6.2 Auch keine innere Urkundeneinheit:
(a) Wie der erkennende Senat bereits in der Entscheidung 2 Ob 192/17z ausgeführt hat, könnte für die Herstellung eines inhaltlichen Zusammenhangs zwischen den mehreren losen Blättern neben der Fortsetzung des Textes auch ein – vom Testator unterfertigter – Vermerk auf dem zusätzlichen Blatt mit Bezugnahme auf seine letztwillige Verfügung ausreichend sein (vgl 5 Ob 52/04i). Diese Bezugnahme muss inhaltlicher Natur sein, das heißt es muss erkennbar sein, auf welche inhaltliche Anordnung sich der Vermerk bezieht. Der Zusammenhang muss so deutlich sein, dass er einer tatsächlichen Verbindung der Blätter nahe kommt (vgl A. Tschugguel in Klang³ § 578 Rz 13).

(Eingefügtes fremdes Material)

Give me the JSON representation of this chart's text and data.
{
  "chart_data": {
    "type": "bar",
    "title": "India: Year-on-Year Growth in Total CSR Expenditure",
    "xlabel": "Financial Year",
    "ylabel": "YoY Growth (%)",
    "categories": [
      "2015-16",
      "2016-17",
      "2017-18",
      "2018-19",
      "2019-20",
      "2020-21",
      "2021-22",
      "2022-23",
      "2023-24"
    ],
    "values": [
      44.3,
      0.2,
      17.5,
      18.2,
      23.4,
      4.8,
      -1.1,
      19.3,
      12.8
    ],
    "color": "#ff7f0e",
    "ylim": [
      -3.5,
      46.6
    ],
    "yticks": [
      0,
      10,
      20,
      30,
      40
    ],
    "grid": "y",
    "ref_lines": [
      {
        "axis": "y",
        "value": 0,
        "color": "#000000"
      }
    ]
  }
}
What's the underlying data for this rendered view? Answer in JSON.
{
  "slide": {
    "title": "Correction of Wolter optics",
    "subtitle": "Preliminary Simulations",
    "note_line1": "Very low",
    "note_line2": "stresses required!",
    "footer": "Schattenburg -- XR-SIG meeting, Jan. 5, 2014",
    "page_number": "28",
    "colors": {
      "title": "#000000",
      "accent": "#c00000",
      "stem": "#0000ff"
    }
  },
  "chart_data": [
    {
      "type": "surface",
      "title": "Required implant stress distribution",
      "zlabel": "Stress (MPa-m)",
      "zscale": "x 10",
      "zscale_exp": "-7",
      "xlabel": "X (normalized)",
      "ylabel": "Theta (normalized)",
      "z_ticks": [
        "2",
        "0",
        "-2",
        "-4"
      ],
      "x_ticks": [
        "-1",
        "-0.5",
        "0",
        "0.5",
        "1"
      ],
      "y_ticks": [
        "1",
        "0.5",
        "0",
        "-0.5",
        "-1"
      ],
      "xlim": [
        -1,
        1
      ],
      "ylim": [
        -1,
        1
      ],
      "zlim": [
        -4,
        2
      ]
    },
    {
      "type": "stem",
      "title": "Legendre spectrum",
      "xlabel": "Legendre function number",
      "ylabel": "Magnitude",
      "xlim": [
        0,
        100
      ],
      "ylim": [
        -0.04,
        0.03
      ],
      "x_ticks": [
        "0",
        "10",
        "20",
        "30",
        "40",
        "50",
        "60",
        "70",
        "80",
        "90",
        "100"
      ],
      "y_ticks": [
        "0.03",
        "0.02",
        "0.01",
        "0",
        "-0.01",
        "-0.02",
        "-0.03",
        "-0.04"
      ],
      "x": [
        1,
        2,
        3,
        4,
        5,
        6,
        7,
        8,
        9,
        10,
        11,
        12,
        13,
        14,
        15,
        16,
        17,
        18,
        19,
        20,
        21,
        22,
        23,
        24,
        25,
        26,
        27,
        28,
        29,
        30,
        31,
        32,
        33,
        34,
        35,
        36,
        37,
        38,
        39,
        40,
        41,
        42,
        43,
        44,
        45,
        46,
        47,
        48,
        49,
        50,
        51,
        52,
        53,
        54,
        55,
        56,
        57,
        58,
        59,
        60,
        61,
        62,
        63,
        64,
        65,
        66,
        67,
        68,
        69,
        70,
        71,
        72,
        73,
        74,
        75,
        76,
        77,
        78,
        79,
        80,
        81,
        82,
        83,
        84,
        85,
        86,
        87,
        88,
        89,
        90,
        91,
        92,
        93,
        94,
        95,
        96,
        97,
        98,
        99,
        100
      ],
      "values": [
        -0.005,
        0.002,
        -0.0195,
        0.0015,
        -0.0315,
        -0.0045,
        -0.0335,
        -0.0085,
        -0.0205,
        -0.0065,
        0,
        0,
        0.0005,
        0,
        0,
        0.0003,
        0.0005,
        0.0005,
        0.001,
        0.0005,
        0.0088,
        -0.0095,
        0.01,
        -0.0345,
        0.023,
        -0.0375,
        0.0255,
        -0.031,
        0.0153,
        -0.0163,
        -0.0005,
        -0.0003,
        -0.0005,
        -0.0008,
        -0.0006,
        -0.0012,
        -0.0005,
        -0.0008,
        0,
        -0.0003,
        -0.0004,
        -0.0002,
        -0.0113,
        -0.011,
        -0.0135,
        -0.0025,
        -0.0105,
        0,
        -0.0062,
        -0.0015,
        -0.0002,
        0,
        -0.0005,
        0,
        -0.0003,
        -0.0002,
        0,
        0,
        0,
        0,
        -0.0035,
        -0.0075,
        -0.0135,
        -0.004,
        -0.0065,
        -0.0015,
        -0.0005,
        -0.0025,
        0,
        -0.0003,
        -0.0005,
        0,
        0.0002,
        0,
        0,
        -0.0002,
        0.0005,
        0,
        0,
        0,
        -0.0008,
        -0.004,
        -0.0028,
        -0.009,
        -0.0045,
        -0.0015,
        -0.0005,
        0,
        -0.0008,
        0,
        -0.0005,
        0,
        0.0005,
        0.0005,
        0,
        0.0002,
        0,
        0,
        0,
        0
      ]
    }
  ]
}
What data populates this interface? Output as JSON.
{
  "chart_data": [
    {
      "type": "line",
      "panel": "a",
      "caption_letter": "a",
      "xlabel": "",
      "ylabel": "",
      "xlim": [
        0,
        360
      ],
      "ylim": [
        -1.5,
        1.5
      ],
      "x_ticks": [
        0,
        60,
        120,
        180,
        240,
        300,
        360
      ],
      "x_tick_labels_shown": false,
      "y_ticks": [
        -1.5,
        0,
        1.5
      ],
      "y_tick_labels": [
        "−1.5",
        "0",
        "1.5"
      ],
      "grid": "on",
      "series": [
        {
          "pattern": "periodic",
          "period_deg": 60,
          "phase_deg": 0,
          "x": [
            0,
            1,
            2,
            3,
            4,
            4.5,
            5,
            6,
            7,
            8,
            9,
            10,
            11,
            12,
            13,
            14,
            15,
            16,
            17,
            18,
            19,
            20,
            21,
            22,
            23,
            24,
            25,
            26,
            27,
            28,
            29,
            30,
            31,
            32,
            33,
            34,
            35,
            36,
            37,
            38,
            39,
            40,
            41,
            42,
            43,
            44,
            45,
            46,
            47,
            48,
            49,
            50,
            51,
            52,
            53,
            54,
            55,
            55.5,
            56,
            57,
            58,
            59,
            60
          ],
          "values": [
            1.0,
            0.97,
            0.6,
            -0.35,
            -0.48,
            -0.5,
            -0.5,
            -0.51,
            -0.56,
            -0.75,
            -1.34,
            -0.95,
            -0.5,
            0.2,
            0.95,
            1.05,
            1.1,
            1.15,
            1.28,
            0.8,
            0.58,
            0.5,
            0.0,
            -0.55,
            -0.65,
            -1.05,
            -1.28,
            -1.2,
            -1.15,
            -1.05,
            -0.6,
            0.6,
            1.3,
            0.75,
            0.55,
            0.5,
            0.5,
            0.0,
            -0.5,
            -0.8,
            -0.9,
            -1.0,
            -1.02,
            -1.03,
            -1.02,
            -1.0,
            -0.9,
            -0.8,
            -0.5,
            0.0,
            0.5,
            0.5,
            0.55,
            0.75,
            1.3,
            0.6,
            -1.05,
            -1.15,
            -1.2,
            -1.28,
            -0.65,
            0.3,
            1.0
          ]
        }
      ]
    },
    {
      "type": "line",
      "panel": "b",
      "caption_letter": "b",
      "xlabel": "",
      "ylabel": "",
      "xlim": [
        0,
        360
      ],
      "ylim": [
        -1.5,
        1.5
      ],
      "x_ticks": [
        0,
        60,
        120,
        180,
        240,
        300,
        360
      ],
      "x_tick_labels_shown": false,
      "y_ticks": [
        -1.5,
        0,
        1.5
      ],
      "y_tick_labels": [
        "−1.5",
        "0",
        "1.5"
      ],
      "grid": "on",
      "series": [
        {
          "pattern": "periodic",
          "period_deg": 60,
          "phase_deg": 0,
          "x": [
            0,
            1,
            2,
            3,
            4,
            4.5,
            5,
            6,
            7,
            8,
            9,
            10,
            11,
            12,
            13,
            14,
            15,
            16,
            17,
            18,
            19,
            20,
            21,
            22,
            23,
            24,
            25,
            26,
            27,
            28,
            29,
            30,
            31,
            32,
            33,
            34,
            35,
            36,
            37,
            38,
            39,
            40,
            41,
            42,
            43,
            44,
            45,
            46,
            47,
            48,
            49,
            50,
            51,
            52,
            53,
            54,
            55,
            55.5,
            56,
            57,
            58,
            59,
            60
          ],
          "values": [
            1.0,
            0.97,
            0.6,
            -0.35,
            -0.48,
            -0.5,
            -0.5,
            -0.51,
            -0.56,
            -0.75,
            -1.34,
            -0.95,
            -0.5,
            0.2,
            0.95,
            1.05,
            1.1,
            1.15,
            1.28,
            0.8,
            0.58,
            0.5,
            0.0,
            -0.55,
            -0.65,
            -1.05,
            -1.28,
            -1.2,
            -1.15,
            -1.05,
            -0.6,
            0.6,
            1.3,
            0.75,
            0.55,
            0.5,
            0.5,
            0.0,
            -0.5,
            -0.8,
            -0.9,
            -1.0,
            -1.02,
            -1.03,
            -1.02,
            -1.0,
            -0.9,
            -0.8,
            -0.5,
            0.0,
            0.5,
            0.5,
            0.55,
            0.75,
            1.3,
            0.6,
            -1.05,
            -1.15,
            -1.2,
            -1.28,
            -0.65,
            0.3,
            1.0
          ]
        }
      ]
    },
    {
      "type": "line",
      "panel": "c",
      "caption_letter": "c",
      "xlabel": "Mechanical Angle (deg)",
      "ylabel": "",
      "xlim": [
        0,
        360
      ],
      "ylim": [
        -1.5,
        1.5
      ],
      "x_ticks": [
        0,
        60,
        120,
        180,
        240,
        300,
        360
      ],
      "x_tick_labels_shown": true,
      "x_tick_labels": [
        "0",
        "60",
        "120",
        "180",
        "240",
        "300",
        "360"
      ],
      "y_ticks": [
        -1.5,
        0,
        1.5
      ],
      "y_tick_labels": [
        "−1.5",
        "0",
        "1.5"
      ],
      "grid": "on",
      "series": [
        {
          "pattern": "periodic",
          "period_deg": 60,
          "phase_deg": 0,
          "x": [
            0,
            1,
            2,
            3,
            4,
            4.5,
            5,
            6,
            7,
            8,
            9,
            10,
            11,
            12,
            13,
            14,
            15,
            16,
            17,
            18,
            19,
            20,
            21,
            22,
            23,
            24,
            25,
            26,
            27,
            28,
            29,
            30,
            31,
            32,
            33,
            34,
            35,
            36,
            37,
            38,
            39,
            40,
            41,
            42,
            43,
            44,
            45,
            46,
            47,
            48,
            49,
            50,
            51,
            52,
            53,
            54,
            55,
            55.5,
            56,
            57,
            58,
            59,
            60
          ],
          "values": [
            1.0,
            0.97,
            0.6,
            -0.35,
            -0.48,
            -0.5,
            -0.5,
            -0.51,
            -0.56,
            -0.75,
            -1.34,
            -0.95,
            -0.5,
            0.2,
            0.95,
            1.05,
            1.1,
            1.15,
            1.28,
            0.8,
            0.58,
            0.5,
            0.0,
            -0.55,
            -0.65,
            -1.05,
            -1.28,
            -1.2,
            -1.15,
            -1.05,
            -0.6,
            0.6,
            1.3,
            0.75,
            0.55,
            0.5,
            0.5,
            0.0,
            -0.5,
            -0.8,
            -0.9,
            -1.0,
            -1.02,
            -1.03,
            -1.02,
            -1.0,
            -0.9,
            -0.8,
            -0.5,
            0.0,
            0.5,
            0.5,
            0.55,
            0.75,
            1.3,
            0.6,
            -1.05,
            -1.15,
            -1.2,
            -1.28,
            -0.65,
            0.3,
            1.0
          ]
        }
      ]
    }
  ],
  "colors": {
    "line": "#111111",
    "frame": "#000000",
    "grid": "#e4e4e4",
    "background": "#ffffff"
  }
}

(b) Die Anführung des Orts und des Datums der letztwilligen Verfügung stellen keinen inhaltlichen Bezug zum Verfügten her. Das gilt aber auch für die schriftliche nuncupatio des Erblassers, die zwar eines der gesetzlich statuierten Formerfordernisse (§ 579 Abs 1 ABGB) erfüllt, aber keine dem mit ihr bekräftigten Text der letztwilligen Verfügung zugehörige oder auf deren Inhalt Bezug nehmende Willensäußerung des Erblassers zum Ausdruck bringt. Auch eine formgerechte mündliche nuncupatio, wie sie im alten Recht vorgesehen war, hätte nichts daran geändert, dass bei losen Blättern zur Wahrung der Formgültigkeit auch die innere Urkundeneinheit hergestellt werden muss.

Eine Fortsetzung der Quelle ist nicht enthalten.